The company’s funding comes as many patients are relying on unsupervised AI chatbots for mental health support. Jimini Health aims to solve two problems in the mental health space: efficacy and access.
“We believe that Jimini’s platform can help address both, by making therapists both more effective with their work and able to help more patients,” said Mark Jacobstein, president of Jimini Health. “In addition, Jimini will help with the tsunami of demand we see reflected in the (inappropriate) use of general purpose chatbots for therapy.”
The $17 million round was from M13, Town Hall Ventures, LionBird, Zetta Venture Partners and OneMind. In total, Jimini Health has raised more than $25 million.
M13 chose to invest in Jimini due to concerns with the increase in people relying on chatbots and ChatGPT for mental health support. Currently, more than 1 million people a week have conversations with ChatGPT that show indicators of suicidal planning or intent. Character.AI and Google have both settled wrongful death lawsuits over teenagers who died by suicide after conversations with AI.

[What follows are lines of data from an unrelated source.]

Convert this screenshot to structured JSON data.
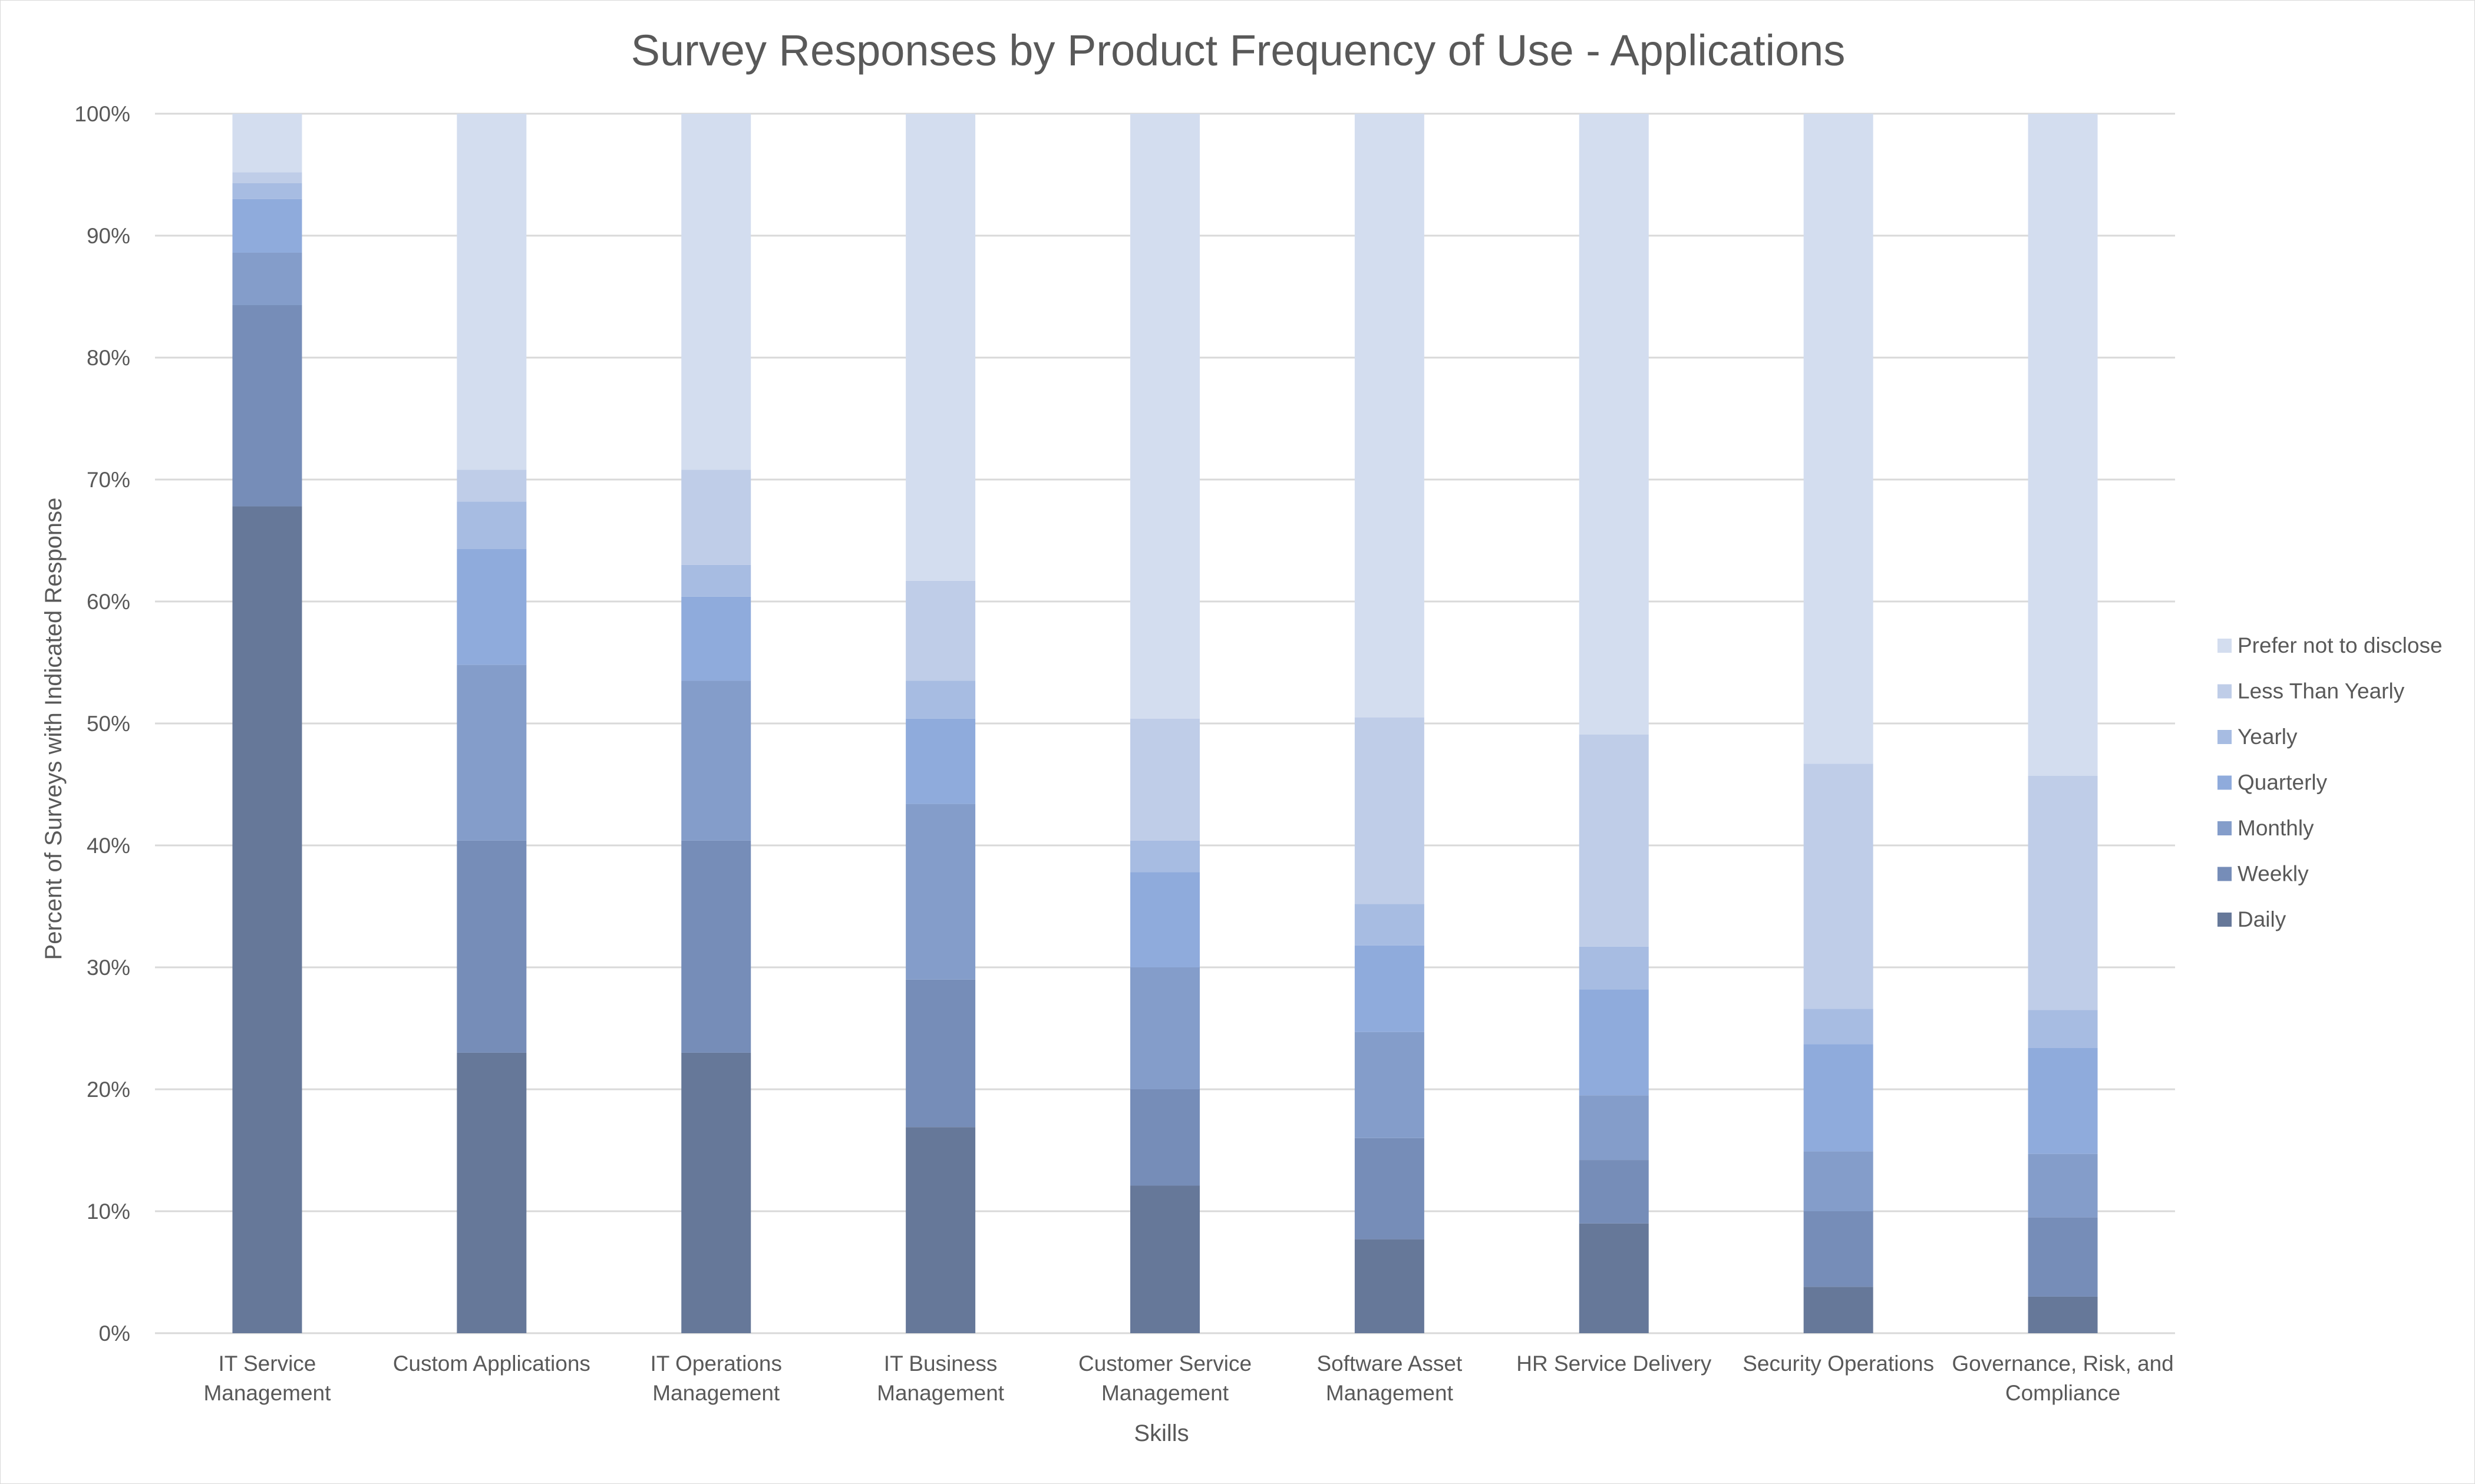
{
  "chart_data": {
    "type": "bar",
    "stacked": "percent",
    "title": "Survey Responses by Product Frequency of Use - Applications",
    "xlabel": "Skills",
    "ylabel": "Percent of Surveys with Indicated Response",
    "ylim": [
      0,
      100
    ],
    "y_ticks": [
      "0%",
      "10%",
      "20%",
      "30%",
      "40%",
      "50%",
      "60%",
      "70%",
      "80%",
      "90%",
      "100%"
    ],
    "grid": true,
    "legend_position": "right",
    "categories": [
      [
        "IT Service",
        "Management"
      ],
      [
        "Custom Applications"
      ],
      [
        "IT Operations",
        "Management"
      ],
      [
        "IT Business",
        "Management"
      ],
      [
        "Customer Service",
        "Management"
      ],
      [
        "Software Asset",
        "Management"
      ],
      [
        "HR Service Delivery"
      ],
      [
        "Security Operations"
      ],
      [
        "Governance, Risk, and",
        "Compliance"
      ]
    ],
    "series": [
      {
        "name": "Daily",
        "color": "#667899",
        "values": [
          67.8,
          23.0,
          23.0,
          16.9,
          12.1,
          7.7,
          9.0,
          3.8,
          3.0
        ]
      },
      {
        "name": "Weekly",
        "color": "#768db8",
        "values": [
          16.5,
          17.4,
          17.4,
          12.1,
          7.9,
          8.3,
          5.2,
          6.2,
          6.5
        ]
      },
      {
        "name": "Monthly",
        "color": "#849dca",
        "values": [
          4.3,
          14.4,
          13.1,
          14.4,
          10.0,
          8.7,
          5.3,
          4.9,
          5.2
        ]
      },
      {
        "name": "Quarterly",
        "color": "#8fabdc",
        "values": [
          4.4,
          9.5,
          6.9,
          7.0,
          7.8,
          7.1,
          8.7,
          8.8,
          8.7
        ]
      },
      {
        "name": "Yearly",
        "color": "#a7bce2",
        "values": [
          1.3,
          3.9,
          2.6,
          3.1,
          2.6,
          3.4,
          3.5,
          2.9,
          3.1
        ]
      },
      {
        "name": "Less Than Yearly",
        "color": "#bfcde8",
        "values": [
          0.9,
          2.6,
          7.8,
          8.2,
          10.0,
          15.3,
          17.4,
          20.1,
          19.2
        ]
      },
      {
        "name": "Prefer not to disclose",
        "color": "#d3ddef",
        "values": [
          4.8,
          29.2,
          29.2,
          38.3,
          49.6,
          49.5,
          50.9,
          53.3,
          54.3
        ]
      }
    ]
  }
}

“When 1 million people a week are discussing suicide with a product that was never designed to handle it, that’s not an edge case, it’s a systemic gap,” said Morgan Blumberg, partner at M13, in a statement. “Jimini is building the clinical infrastructure this category has never had: real supervision, real clinicians, real oversight.”
The financing will help Jimini Health grow its team, including hiring more forward deployed engineers, machine learning engineers and software engineers, as well as expanding its business development team. In addition, the startup is looking to partner with more behavioral health provider organizations across the country and expand clinical capabilities “across comorbidities, care settings, and patient engagement modalities,” Jacobstein said.
There are several other AI companies in the mental health space, but many focus on clinician work, according to Jacobstein. This includes companies like Eleos Health and Limbic AI. Headspace, which offers mental health coaching and therapy, has an empathetic AI companion to help patients process their emotions.